Gordon Bowker (1934-2019) was an acclaimed literary biographer who wrote books on the authors Malcolm Lowry, James Joyce and George Orwell. Bowker worked as a lecturer and wrote dramas and documentaries for radio and television before he turned his attention to writing biographies. His work has been longlisted for the Carnegie Medal for Literary Excellence, was shortlisted for the PEN Center USA West Literary Award and he was the runner-up in 2013 for the American PEN/Jacqueline Bograd Weld Award for Biography. In 1993, he published his first biography, Pursued by Furies: a Life of Malcolm Lowry, which became a New York Times bestseller.

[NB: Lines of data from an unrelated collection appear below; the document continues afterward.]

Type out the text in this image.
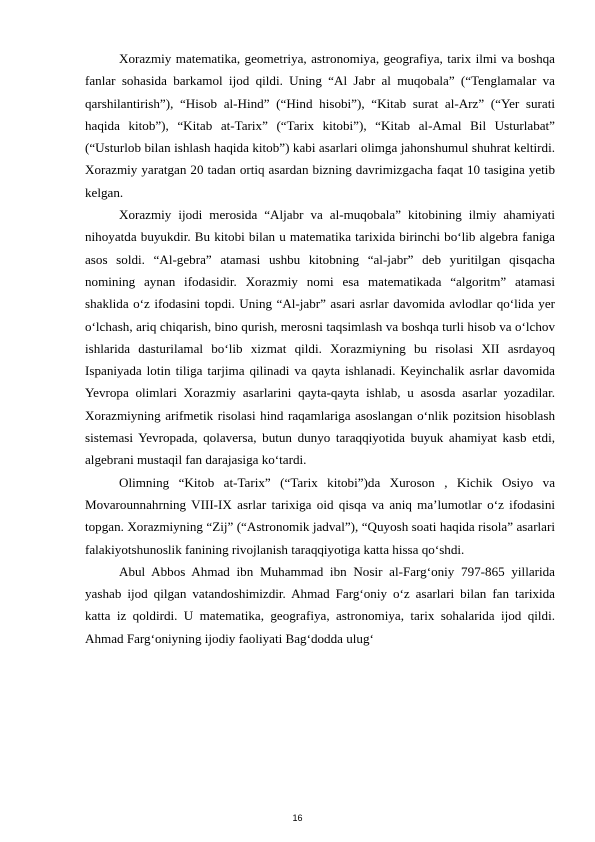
Xorazmiy matematika, geometriya, astronomiya, geografiya, tarix ilmi va boshqa fanlar sohasida barkamol ijod qildi. Uning “Al Jabr al muqobala” (“Tenglamalar va qarshilantirish”), “Hisob al-Hind” (“Hind hisobi”), “Kitab surat al-Arz” (“Yer surati haqida kitob”), “Kitab at-Tarix” (“Tarix kitobi”), “Kitab al-Amal Bil Usturlabat” (“Usturlob bilan ishlash haqida kitob”) kabi asarlari olimga jahonshumul shuhrat keltirdi. Xorazmiy yaratgan 20 tadan ortiq asardan bizning davrimizgacha faqat 10 tasigina yetib kelgan.

Xorazmiy ijodi merosida “Aljabr va al-muqobala” kitobining ilmiy ahamiyati nihoyatda buyukdir. Bu kitobi bilan u matematika tarixida birinchi bo‘lib algebra faniga asos soldi. “Al-gebra” atamasi ushbu kitobning “al-jabr” deb yuritilgan qisqacha nomining aynan ifodasidir. Xorazmiy nomi esa matematikada “algoritm” atamasi shaklida o‘z ifodasini topdi. Uning “Al-jabr” asari asrlar davomida avlodlar qo‘lida yer o‘lchash, ariq chiqarish, bino qurish, merosni taqsimlash va boshqa turli hisob va o‘lchov ishlarida dasturilamal bo‘lib xizmat qildi. Xorazmiyning bu risolasi XII asrdayoq Ispaniyada lotin tiliga tarjima qilinadi va qayta ishlanadi. Keyinchalik asrlar davomida Yevropa olimlari Xorazmiy asarlarini qayta-qayta ishlab, u asosda asarlar yozadilar. Xorazmiyning arifmetik risolasi hind raqamlariga asoslangan o‘nlik pozitsion hisoblash sistemasi Yevropada, qolaversa, butun dunyo taraqqiyotida buyuk ahamiyat kasb etdi, algebrani mustaqil fan darajasiga ko‘tardi.

Olimning “Kitob at-Tarix” (“Tarix kitobi”)da Xuroson , Kichik Osiyo va Movarounnahrning VIII-IX asrlar tarixiga oid qisqa va aniq ma’lumotlar o‘z ifodasini topgan. Xorazmiyning “Zij” (“Astronomik jadval”), “Quyosh soati haqida risola” asarlari falakiyotshunoslik fanining rivojlanish taraqqiyotiga katta hissa qo‘shdi.

Abul Abbos Ahmad ibn Muhammad ibn Nosir al-Farg‘oniy 797-865 yillarida yashab ijod qilgan vatandoshimizdir. Ahmad Farg‘oniy o‘z asarlari bilan fan tarixida katta iz qoldirdi. U matematika, geografiya, astronomiya, tarix sohalarida ijod qildi. Ahmad Farg‘oniyning ijodiy faoliyati Bag‘dodda ulug‘

16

The Gordon Bowker Volcano Prize was founded in memory of Malcolm Lowry and endowed by Gordon and his wife Ramdei Bowker.
Malcolm Lowry

Malcolm Lowry (1909-1957) was an English novelist, and short story writer known for his book, Under the Volcano, which was first published in 1947. Lowry almost went blind as a child until a successful operation restored his vision. He studied at the University of Cambridge and published his first novel first novel Ultramarine in 1933. He married his first wife, Jan Gabrial, in Paris in 1934. They moved to the United States of America together before his wife left him in 1937. During his lifetime, Lowry would work as a deckhand on a ship bound to China, would voluntarily admit himself to the psychiatric ward of Bellevue Hospital in New York City and would later be thrown into a Mexican jail after being suspected of being a Spanish spy. He met his second wife, Margerie Bonnner, in Hollywood whom he lived with up until his death.